Is there a way to perform this optimization manually? I would be satisfied with something as low-level as (hypothetically speaking)
EXECUTE 'SELECT max(col1) FROM public.table1' ON remote RETURNING (col1 INTEGER);
although of course a higher-level construct would be preferred.
I'm aware that I could do something like this with dblink, but that would involve rewriting a large body of code that already uses foreign tables, so I'd prefer not to.

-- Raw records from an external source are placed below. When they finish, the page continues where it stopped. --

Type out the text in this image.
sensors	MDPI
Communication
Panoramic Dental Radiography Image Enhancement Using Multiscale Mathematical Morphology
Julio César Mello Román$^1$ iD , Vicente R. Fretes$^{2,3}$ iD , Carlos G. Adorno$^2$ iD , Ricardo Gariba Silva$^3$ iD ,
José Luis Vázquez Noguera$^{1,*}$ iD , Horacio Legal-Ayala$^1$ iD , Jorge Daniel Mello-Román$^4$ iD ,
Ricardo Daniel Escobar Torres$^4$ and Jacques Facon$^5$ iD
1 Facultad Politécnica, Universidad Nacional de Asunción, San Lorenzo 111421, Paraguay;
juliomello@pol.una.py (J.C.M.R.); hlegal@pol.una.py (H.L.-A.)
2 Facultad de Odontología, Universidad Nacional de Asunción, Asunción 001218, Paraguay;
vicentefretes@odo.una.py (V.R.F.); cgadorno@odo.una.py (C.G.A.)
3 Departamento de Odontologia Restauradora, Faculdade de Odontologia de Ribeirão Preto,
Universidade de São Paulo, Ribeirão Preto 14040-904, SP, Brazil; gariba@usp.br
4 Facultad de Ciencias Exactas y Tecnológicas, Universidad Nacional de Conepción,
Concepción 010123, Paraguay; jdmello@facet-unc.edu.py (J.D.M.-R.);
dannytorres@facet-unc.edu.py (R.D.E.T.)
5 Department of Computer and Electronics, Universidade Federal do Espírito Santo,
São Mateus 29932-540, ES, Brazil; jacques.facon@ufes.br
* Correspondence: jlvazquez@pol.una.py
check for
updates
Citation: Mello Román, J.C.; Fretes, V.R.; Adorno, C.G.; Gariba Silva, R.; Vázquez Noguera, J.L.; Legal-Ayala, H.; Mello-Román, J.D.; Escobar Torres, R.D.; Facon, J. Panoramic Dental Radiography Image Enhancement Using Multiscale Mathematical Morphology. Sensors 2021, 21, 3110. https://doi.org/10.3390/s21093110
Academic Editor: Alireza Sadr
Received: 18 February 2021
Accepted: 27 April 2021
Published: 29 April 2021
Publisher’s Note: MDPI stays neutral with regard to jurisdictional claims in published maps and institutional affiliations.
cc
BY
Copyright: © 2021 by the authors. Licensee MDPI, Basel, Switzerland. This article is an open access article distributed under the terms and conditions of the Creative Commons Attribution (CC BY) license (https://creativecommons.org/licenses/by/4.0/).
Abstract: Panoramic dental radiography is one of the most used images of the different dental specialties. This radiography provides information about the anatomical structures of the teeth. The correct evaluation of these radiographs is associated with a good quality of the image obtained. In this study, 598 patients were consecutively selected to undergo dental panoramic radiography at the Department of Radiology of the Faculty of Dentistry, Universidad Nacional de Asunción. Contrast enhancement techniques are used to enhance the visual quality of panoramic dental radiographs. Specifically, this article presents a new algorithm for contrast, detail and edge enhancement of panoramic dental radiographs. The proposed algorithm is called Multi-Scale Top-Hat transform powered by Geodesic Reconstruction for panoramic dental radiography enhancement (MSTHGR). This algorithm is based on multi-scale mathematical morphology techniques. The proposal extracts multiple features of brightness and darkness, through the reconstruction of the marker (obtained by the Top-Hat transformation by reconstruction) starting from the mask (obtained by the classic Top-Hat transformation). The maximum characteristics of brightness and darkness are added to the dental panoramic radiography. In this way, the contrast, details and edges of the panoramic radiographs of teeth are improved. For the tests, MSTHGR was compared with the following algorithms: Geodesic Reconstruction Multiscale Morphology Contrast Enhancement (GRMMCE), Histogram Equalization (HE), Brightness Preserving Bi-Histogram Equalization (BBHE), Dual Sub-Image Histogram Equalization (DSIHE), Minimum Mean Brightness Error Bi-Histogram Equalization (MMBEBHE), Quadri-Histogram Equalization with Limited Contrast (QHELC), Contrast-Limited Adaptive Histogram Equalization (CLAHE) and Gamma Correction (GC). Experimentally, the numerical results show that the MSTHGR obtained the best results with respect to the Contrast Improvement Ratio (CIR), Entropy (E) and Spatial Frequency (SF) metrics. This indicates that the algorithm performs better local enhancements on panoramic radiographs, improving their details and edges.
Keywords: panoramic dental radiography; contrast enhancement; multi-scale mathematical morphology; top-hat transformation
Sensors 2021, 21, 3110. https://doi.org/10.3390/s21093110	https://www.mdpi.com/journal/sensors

EDIT: Here's the query plan for Erwin Brandstetter's suggestion:
=> explain verbose select col1 from remote_tables.table1
-> order by col1 desc nulls last limit 1;
QUERY PLAN
---------------------------------------------------------------------------------------------------
Limit (cost=645521.40..645521.40 rows=1 width=4)
Output: url
-> Sort (cost=645521.40..685455.50 rows=15973640 width=4)
Output: col1
Sort Key: table1.col1
-> Foreign Scan on remote_tables.table1 (cost=100.00..565653.20 rows=15973640 width=4)
Output: col1
Remote SQL: SELECT col1 FROM public.table1
This is better, in that it fetches only col1, but it's still dragging 16 million rows over the network and now it's also sorting them. By way of comparison, the original query, applied on the remote server, doesn't even have to scan, because that column has an index. (The core query planner isn't clever enough to do that for the modified query applied on the remote server, but that's minor.)